🚀 [FEA]: Make SFNO run on a 16GiB GPU

### Version

0.11.0

### On which installation method(s) does this occur?

uv

### Describe the issue


## Context
Hi,

The SFNO model should be able to run on a 16GiB GPU. In the past, using `ai-models` from the ECMWF, I've managed to make it run on a NVIDIA P100 16GiB.

Unfortunately, with the current implementation, I get an OutOfMemory during the forward pass using an NVIDIA T4 16GiB.

A clone operation seems responsible for a slight memory increase at inference, hence reaching the memory limit.

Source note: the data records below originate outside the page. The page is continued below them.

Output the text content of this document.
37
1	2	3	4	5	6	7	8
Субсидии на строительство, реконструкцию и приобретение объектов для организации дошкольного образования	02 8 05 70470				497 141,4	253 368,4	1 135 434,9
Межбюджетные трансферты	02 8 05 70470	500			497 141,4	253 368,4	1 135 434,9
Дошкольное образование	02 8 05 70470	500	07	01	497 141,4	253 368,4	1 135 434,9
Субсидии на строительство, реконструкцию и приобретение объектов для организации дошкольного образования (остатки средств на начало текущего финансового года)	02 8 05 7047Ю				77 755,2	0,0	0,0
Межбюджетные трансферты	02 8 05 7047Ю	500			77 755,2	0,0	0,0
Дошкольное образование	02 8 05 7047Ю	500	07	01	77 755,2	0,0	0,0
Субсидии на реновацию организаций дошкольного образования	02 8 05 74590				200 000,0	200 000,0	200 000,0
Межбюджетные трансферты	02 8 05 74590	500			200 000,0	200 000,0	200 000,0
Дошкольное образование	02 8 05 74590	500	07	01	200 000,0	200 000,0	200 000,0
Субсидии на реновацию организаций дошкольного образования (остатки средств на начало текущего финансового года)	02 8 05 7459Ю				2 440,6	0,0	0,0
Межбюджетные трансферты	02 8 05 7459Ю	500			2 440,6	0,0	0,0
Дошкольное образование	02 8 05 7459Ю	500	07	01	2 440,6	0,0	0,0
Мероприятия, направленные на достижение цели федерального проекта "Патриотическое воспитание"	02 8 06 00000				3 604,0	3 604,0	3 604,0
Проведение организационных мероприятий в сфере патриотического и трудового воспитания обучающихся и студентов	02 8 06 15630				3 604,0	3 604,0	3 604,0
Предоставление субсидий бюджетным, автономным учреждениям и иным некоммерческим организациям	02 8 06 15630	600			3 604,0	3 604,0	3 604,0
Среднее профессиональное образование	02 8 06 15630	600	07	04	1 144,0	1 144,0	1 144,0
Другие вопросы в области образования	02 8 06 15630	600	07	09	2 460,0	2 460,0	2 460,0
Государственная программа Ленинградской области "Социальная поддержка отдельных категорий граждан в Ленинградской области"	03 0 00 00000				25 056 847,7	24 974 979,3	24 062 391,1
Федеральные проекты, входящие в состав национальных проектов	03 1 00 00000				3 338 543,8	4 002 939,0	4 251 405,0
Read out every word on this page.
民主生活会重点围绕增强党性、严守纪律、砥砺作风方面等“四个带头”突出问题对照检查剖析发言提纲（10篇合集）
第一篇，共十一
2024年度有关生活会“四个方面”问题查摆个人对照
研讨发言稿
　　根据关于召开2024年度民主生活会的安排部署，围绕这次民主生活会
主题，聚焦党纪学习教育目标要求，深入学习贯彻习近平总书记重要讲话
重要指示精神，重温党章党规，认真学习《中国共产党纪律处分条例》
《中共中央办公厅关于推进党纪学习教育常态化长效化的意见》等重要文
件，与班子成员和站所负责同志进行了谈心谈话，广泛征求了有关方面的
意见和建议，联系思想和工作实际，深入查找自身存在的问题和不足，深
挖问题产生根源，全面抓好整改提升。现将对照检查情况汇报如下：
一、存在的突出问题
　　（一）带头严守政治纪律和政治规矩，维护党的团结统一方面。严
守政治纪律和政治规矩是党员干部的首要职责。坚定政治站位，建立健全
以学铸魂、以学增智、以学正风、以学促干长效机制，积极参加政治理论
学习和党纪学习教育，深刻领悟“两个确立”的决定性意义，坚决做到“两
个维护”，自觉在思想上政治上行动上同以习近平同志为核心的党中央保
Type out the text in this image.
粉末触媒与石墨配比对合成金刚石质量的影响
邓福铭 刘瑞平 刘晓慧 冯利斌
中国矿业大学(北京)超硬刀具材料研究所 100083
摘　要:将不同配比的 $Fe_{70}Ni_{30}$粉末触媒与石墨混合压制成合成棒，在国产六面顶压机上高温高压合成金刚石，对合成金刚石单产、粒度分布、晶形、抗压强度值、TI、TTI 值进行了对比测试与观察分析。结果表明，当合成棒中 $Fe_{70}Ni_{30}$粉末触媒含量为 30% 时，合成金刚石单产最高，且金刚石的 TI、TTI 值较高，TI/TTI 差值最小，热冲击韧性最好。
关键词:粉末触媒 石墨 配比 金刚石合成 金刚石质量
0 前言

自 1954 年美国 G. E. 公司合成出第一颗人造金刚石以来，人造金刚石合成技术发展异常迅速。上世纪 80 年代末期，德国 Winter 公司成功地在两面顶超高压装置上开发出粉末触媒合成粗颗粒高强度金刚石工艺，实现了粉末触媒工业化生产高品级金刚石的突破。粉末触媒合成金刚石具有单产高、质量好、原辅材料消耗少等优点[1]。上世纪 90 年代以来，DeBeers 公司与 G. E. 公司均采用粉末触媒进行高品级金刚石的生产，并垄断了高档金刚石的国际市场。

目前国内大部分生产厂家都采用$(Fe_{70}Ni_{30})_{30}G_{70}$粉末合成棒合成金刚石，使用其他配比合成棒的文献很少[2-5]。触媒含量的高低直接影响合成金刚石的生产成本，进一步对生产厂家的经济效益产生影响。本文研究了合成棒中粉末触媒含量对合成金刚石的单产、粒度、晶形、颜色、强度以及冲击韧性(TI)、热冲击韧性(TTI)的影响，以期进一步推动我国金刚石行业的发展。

Removing this cloning operation and allowing `PYTORCH_CUDA_ALLOC_CONF=expandable_segments:True` allows the memory usage to decrease slightly, and make the run possible (see logs below)

## Solution
1. allow `PYTORCH_CUDA_ALLOC_CONF=expandable_segments:True`  as an env variable
2. modify `x = x.clone().squeeze(2)` for `x = x.squeeze(2)` in here: https://github.com/NVIDIA/earth2studio/blob/6e75f557363447599b1b513ae9c9e751387f5ea4/earth2studio/models/px/sfno.py#L338C8-L338C33
3. (optional) to further reduce memory usage, the squeeze and unsqueeze operations in the _forward function seems replaceable by indexeing the tensor in the time loop directly. See below a suggested code snippet.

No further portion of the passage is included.